Scale Your AI Infrastructure

Intelligent load-balancing, model orchestration, API control, and API request conformance to transform multiple AI inferencing and embeddings instances info a unified, high-availability fabric

MIT Licensed Free & Open Source .NET 8.0

Why OllamaFlow?

🎯

Multiple Virtual Endpoints

Create multiple virtual Ollama or OpenAI-compatible endpoints, each mapping to a series of backend instances of Ollama, vLLM, SharpAI, and more!

⚖️

Smart Load Balancing

Distribute requests intelligently across healthy backends using round-robin or random strategies

🔄

Automatic Model Sync

Ensure all Ollama backends have required models with automatic discovery and parallel downloads

🔒

Security and Compliance

Control how your hardware resources are used and ensure API request conformance to confidently scale

❤️

Health Monitoring

Real-time health checks with configurable thresholds ensure requests only go to healthy backends

📊

Reduce Downtime

Seamlessly handle backend failures through healthchecks and request proxying to healthy endpoints automatically

Compatibility with Ollama and OpenAI APIs

OllamaFlow translates Ollama and OpenAI API requests based on what your backend supports, while adding intelligent routing, high availability, and management

Ollama APIs

/api/generate Text generation
/api/chat Chat completions
/api/pull Model pulling
/api/push Model pushing
/api/show Model information
/api/tags List models
/api/ps Running models
/api/embed Generate embeddings
/api/delete Delete models

OpenAI APIs

/v1/completions Completions
/v1/chat/completions Chat completions
/v1/embeddings Generate embeddings

Supported Backends

OllamaFlow works seamlessly with multiple AI inference platforms:

Ollama Local LLM inference
vLLM High-performance inference
SharpAI .NET local inference
OpenAI Cloud AI services
Any OpenAI-Compatible API Flexible integration

Security & Control

Fine-grained security controls to ensure AI endpoints are used in accordance with your objectives, allowing you to confidently scale

🔒

API Restrictions

Enable or disable embeddings and completions APIs, and enforce request parameter compliance - models, temperature, context size, and others

🎛️

Label-Based Control

Force requests to use specific backends by incoming labels to ensure compliance with regulation or to leverage systems with specific attributes

🛡️

Multi-Tenant Isolation

Configure multiple frontends with different security policies to safely serve different teams or customers

API Explorer

Test and Validate Your APIs

The OllamaFlow API Explorer is a web-based tool designed for testing, debugging, and evaluating AI inference APIs in a browser-based experience.

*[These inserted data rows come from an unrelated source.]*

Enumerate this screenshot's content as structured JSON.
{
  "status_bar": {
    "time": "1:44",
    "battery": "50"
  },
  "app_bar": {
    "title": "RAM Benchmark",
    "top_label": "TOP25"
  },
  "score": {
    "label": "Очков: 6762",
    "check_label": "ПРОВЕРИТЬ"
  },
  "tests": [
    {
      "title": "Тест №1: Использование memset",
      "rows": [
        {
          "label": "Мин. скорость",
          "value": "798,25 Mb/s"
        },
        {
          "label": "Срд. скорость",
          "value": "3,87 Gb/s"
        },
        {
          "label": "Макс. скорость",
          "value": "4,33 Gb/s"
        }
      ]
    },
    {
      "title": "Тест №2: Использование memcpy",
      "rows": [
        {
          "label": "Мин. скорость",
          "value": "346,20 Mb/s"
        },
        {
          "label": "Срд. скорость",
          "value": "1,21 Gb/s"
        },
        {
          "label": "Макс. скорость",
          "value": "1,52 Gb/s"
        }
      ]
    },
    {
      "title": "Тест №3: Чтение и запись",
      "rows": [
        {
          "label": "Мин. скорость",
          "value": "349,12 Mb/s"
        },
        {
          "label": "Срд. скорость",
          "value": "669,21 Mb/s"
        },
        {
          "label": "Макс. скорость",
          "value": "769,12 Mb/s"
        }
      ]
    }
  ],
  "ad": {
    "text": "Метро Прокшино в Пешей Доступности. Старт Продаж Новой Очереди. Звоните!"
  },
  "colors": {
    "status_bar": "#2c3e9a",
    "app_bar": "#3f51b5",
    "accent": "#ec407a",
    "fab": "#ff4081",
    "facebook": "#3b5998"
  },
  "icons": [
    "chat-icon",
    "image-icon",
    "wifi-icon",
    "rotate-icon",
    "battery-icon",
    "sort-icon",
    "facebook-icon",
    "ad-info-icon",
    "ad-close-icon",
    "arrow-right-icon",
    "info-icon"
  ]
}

  • Support for Ollama and OpenAI API formats
  • Real-time API testing with streaming support
  • JSON syntax validation
  • Response body and header inspection
  • Load testing capabilities

Key Features

Load Balancing

  • Round-robin and random distribution
  • Request routing based on health
  • Automatic failover
  • Configurable rate limiting

Ollama Model Management

  • Automatic model discovery
  • Intelligent synchronization
  • Dynamic model requirements
  • Parallel downloads

Enterprise Ready

  • Bearer token authentication
  • Comprehensive logging
  • Docker & Compose ready
  • SQLite persistence

Use Cases

Scalable Inference

Perfect for GPU systems and dense CPU systems like those powered by Ampere processors

GPU Cluster Management

Distribute AI workloads across multiple GPU servers for maximum performance and utilization

High Availability

Ensure your AI services stay online 24/7 with automatic failover and health monitoring

Development & Testing

Easily switch between different model configurations and test various deployment scenarios

Cost Optimization

Maximize hardware utilization across your infrastructure by intelligently routing requests

Multi-Tenant Scenarios

Isolate workloads while sharing infrastructure through multiple frontend configurations

Get Started in Minutes

Using Docker

# Pull the image
docker pull jchristn/ollamaflow:v1.1.0

# Run with configuration
docker run -d -p 43411:43411 \
  -v $(pwd)/ollamaflow.json:/app/ollamaflow.json \
  -v $(pwd)/ollamaflow.db:/app/ollamaflow.db \
  jchristn/ollamaflow:v1.1.0

Using .NET

# Clone and build
git clone https://github.com/ollamaflow/ollamaflow.git
cd ollamaflow/src && dotnet build

# Run
cd OllamaFlow.Server/bin/Debug/net8.0
dotnet OllamaFlow.Server.dll

Complete Postman collection included for easy API testing!